The MFIs sector however needs capacity building in developing micro-enterprise lending skills and the products to target micro entrepreneurs.

This has been a major cause for many MFIs loosing huge amounts of money by lending without assessing the borrower’s business capacity to repay. This has also resulted in lack of professionalism in the sector as business malpractices have become rampant.

This has seen a general mistrust of the MFIs sector in the country.

According to the survey titled “Making Access Possible (MAP) Diagnostic” done by FinMak, on financial inclusion in Zimbabwe in 2014, it stated that MFIs are the least trusted platform on the country’s financial inclusion landscape on a list that was topped by Mobile Money Operators, Banks, Retirement Funds, Insurance companies and Co operatives respectively.
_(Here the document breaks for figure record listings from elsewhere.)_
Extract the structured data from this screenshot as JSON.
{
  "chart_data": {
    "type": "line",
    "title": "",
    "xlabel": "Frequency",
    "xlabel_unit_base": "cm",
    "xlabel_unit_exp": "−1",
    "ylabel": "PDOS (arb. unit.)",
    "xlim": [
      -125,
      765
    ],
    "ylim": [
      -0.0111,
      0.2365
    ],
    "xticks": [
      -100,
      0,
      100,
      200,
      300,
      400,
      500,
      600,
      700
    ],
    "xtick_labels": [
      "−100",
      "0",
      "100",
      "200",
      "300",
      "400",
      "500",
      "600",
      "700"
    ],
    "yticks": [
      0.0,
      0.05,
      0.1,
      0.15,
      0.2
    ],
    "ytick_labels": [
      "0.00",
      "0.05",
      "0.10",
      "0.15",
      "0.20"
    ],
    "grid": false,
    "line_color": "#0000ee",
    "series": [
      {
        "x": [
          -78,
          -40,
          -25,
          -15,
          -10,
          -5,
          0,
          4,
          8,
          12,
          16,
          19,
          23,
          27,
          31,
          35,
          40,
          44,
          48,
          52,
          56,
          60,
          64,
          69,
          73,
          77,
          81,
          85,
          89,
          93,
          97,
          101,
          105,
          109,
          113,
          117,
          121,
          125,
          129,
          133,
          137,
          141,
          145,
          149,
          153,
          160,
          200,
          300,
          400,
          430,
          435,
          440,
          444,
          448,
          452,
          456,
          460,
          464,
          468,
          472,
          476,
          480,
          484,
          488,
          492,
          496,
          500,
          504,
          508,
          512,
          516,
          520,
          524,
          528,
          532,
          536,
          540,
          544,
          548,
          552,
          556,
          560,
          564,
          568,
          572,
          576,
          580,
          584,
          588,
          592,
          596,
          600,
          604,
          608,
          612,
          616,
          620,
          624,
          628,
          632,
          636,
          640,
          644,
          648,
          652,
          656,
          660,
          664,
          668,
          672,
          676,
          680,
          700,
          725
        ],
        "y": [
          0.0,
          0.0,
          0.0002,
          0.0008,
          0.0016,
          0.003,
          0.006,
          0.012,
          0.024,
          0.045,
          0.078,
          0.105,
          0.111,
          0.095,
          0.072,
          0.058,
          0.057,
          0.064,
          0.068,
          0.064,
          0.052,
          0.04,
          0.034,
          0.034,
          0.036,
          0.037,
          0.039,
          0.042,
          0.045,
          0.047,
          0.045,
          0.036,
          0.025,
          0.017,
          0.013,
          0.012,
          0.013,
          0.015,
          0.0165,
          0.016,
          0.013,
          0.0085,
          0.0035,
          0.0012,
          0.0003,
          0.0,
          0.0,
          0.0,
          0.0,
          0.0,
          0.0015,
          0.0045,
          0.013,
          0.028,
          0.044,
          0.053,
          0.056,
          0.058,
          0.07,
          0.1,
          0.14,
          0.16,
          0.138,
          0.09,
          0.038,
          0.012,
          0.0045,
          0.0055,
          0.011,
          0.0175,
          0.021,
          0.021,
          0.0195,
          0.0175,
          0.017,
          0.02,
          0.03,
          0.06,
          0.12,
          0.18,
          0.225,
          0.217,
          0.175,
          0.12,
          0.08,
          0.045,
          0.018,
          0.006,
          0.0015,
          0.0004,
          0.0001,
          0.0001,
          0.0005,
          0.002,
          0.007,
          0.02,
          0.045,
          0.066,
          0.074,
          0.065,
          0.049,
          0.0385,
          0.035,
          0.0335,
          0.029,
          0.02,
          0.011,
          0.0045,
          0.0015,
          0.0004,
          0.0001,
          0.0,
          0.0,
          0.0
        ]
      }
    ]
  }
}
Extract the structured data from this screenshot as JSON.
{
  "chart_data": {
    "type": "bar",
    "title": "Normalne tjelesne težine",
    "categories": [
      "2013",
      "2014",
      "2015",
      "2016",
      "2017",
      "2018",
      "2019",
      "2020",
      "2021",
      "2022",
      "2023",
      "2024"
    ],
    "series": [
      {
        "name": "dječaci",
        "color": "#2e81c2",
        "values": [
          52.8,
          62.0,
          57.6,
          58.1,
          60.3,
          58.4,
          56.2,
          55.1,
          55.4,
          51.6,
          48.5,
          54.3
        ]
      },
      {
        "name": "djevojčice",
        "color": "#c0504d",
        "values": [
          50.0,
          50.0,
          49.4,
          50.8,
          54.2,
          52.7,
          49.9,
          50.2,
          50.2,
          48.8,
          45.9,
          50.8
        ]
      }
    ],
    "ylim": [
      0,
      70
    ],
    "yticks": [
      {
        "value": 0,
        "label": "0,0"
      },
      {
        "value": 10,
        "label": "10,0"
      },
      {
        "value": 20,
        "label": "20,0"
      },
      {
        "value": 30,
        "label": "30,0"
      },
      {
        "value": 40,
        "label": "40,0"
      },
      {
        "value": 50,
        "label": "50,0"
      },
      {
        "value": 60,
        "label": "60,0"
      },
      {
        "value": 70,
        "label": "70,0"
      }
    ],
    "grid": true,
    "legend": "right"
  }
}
The survey showed that of the interviewed cross section of society, only 12 percent trusted MFIs compared to 63 percent who trusted banks.

There is also need to orient the public about the role of MFIs in the country as this has seen unfavourable outcomes with most people borrowing for consumption rather than for productive purposes.

A Quarterly report done by the RBZ in 2014 showed that 71.2 percent of the US$ 170 million worth of loans was borrowed for consumption purposes from the registered 153 MFIs with the remainder borrowed for productive purposes.

“We are working on our image as a sector, we now have a micro-finance act and a micro-finance policy which makes us legitimate, so we urge the public to attend our public lectures on awareness so that the public know what we stand for in the process creating relationships with our intended customers,” said Chitambo.

The MFI sector has hailed the RBZ for issuing licenses to 2 MFIs to start Deposit-Taking micro-finance business a move analysts have said is a huge leap towards financial inclusion of the country’s massively unbanked population.

Depositor’s money will also boost MFIs financial stocks for further borrowing.